Between silk sheets and the light of the telephone reflected on her face, a woman spends the evenings in her bedroom. She is beautiful, adult and emancipated, but alone. His heart is free again, eager to get involved in the colors of life, in love and its possible pitfalls. The dramas of the past? Water under the bridge, because life, in the end, is nothing more than a continuous cycle of mistakes to be repeated until you learn something, while you wait, you might as well hang that sign on the door that signals your desire to get back into the game: “Vacancy”.
If the photo on the cover already foreshadowed an intimate and sensual content, the third album by Ari Lennox, real name Courtney Saulter, thirty-four years old from Washington DC, pursues without hesitation the revival of long playing suffused and an anodyne thread that was the prerogative of Brandy, Monica and Ashanti at the turn of the Millennium. In fact, listening comes wrapped in heavy purple-red blankets of elegance loungebutter keyboards, rhythms kept up and lyrics of love at various stages of infatuation, a sound mixture that we once called quiet storm. Even though he occasionally loses his bearings, as was perhaps predictable over fifty minutes of music, Ari manages not to totally drown in molasses thanks to his stage presence and some above-average production foresight of generalist playlist streaming.

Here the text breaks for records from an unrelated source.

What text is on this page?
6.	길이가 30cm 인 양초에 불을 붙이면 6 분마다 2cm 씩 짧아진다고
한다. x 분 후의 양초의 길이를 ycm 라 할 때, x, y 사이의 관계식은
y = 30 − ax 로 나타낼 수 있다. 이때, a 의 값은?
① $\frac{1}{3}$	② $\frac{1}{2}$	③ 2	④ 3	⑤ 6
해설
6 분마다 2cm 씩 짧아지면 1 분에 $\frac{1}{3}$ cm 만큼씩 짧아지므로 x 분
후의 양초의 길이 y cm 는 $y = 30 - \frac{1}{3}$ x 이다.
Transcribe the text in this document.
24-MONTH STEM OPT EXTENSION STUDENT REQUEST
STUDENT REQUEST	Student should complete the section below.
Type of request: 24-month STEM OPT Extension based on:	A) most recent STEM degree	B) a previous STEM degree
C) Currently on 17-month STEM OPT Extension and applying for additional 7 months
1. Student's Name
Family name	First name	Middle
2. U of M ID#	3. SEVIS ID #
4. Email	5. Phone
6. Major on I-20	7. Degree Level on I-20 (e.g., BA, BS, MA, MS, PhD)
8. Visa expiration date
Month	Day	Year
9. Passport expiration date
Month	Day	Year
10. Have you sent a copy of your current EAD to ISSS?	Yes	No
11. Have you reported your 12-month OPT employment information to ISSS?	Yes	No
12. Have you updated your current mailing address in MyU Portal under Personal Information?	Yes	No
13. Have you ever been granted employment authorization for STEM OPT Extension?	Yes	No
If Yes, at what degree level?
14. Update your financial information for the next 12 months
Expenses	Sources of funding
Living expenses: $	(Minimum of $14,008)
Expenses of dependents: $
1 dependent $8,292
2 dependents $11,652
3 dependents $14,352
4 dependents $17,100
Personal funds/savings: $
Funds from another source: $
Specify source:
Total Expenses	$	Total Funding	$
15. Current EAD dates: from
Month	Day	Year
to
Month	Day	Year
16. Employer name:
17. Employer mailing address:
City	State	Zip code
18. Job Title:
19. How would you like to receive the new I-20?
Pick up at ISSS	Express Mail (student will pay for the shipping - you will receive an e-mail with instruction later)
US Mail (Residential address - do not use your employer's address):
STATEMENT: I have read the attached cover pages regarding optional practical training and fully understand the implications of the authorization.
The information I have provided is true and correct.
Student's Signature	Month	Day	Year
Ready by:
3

Singles such as “Soft Girl Era”, which proves popular trend of women who aspire to a comfortable life, and “Under The Moon”, which overturns the concept of “horny”, give a good idea of a vaporous but refined listening – the first of the two follows a playful Mariah Carey-style r&b, the second sways over an elegant “diet” dub.
But “Vacancy” has many empty rooms; only in the opening, “Mobbin In DC” is accompanied by a pungent thread of jazz trumpet, while the following title track makes use of the hand of a revived Jermaine Dupri with a beat it is no coincidence that she is positioned between r&b and hip-hop like the Janet Jackson of the nineties.
Of course, the “Pretzel” acoustic dwells needlessly on a patterns eyelid-level, we could say the same of “High Key”, were it not for Ari's voice which this time hovers above the instruments with newfound passion, ringing the performance that SZA and Kehlani have been promising for years but still aren't delivering.
Between the beat well placed of “24 Seconds”, the soft electronic ideas around “Cool Down” and the references to the Sixties of Chess Records of “Horoscope” and “Hocus Pocus”, listening does not surprise or attack the casual listener, but offers the necessary reasons of interest to anyone who chews the products of the so-called panorama adult contemporary.
Of course, something more was needed, especially for a third studio album tasked with raising the profile of the author beyond the circle of fans. Ari clearly has taste, a great voice and knows how to play with her sensuality in the social era, but those who already at the time of her debut “Shea Butter Baby” (2019) glimpsed the seeds of a new Aaliyah a bit imaginatively will have to wait, still lacking that futuristic push capable of making the product alone a small event capable of shaking the foundations of the scene.
Not bad; the immaculate production balance lovers rock of “Deep Strokes” shows how little is enough for Ari to lull the listener, while on “Wake Up” the streetwise and slightly angry energy of Lianne La Havas shines, because under the elegant elegance boudoir a roaring and certainly not shy soul is hidden.
Let's hope Ari Lennox doesn't stop here, like her colleague Sabrina Claudio it would be a shame to see her endlessly reiterate the usual ideas that are the most popular among performers of her rank. In its best moments, “Vacancy” shows that it has much more to it.